Foi calorosa a recepção que Vladimir Putin ofereceu a Alberto Fernandez, em contraste com o tratamento que foi dado por ele ao Presidente da França, Emmanuel Macron. No encontro entre os dois governantes, Fernandez expressou que deseja ser menos dependente dos Estados Unidos e do FMI e aproximar-se mais do governo de Moscou, motivo que o fez solicitar a entrada de seu país no BRICS, no que obteve o assentimento do Presidente russo; propôs também que a Argentina seja a porta de entrada para a Rússia em todos os países da América Latina. Foi abordada na conversação a possibilidade de desenvolvimento de uma parceria política, econômica, comercial, cultural e humanitária. Em seguida, ao visitar a China, Fernandez reforçou o pedido de ingresso no BRICS, obtendo também aquiescência de Xi Jinping e, além disso, demonstrou interesse de colocar a Argentina na Nova Rota da Seda.
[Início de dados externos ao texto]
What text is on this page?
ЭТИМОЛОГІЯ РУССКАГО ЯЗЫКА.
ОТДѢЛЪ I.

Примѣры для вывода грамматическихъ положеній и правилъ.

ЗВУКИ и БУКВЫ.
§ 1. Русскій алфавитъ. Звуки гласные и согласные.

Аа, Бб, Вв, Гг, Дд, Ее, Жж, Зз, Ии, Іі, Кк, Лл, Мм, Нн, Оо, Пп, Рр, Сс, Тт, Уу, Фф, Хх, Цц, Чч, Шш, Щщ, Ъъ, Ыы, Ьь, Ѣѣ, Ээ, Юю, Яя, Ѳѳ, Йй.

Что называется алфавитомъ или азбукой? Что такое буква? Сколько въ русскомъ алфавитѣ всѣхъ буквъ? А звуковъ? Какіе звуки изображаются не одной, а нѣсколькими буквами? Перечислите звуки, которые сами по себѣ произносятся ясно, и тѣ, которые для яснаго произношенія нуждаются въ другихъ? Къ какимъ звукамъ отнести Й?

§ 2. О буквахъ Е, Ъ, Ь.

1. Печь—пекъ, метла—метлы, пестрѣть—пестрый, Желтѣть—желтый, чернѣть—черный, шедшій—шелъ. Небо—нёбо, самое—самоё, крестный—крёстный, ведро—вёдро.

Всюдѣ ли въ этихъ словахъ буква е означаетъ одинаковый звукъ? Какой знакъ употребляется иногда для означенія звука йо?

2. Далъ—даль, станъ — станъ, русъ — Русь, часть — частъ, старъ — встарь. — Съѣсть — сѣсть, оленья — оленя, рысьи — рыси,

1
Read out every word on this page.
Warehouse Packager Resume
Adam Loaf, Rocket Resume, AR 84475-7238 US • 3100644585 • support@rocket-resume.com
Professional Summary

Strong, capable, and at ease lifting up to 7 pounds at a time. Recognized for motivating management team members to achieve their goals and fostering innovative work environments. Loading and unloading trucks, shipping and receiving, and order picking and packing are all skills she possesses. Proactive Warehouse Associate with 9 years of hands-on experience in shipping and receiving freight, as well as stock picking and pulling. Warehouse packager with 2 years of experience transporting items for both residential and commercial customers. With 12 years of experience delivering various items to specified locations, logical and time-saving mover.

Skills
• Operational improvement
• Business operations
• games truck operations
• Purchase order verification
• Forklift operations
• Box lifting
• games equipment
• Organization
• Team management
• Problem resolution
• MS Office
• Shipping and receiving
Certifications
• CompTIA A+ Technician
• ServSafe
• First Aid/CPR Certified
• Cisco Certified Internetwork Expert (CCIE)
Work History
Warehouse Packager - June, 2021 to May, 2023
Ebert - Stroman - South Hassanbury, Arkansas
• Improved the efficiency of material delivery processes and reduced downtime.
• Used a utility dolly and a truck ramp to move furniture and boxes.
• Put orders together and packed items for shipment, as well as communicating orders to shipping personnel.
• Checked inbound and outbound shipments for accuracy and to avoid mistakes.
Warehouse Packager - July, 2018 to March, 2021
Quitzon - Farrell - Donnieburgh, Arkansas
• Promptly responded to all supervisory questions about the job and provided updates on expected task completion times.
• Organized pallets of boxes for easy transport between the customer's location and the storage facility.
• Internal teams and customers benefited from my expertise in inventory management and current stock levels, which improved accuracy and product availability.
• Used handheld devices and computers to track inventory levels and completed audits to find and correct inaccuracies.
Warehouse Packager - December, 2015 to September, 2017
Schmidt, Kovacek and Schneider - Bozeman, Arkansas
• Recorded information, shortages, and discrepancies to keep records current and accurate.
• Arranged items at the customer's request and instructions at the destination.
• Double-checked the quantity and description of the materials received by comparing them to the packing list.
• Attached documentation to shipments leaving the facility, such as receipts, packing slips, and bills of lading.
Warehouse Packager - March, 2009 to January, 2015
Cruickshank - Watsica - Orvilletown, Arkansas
A venda de armamentos russos à América Latina tem crescido exponencialmente na última década. Com isso, nosso continente é palco de disputa entre Rússia e Estados Unidos, evidenciando ser uma região importante, no que tange à geopolítica da cooperação militar. Procurando intensificar as relações militares com a Rússia, os ministros da defesa da Argentina, Jorge Taiana, e da Rússia, Sergei Shoigu, firmaram em Moscou acordos para capacitação de militares argentinos e treinamento de oficiais e suboficiais em instituições militares da Rússia. Por outro lado, pretende ceder àquele país eurasiático uma base espacial tal qual mantém com a China, na Patagônia, para monitorar satélites norte-americanos. Os russos também querem instalar um porto na Argentina para uso militar. A principal preocupação do governo brasileiro, do ponto de vista comercial militar, reside na possibilidade de compra, pelos argentinos, dos veículos blindados chineses 8X8 Norinco (eles concorrem com o brasileiro Guarani, que a Argentina compra do Brasil). Os chineses têm também oferecido o caça JF-17. Então, a influência da Rússia e da China aumenta na América do Sul. Ademais, os investimentos russos na Argentina possibilitam às empresas daquele país contornar as inofensivas sanções que lhe foram impostas pelos EEUU. E isso acontece numa hora em que se agudiza o conflito entre Rússia e Estados Unidos em relação à Ucrânia.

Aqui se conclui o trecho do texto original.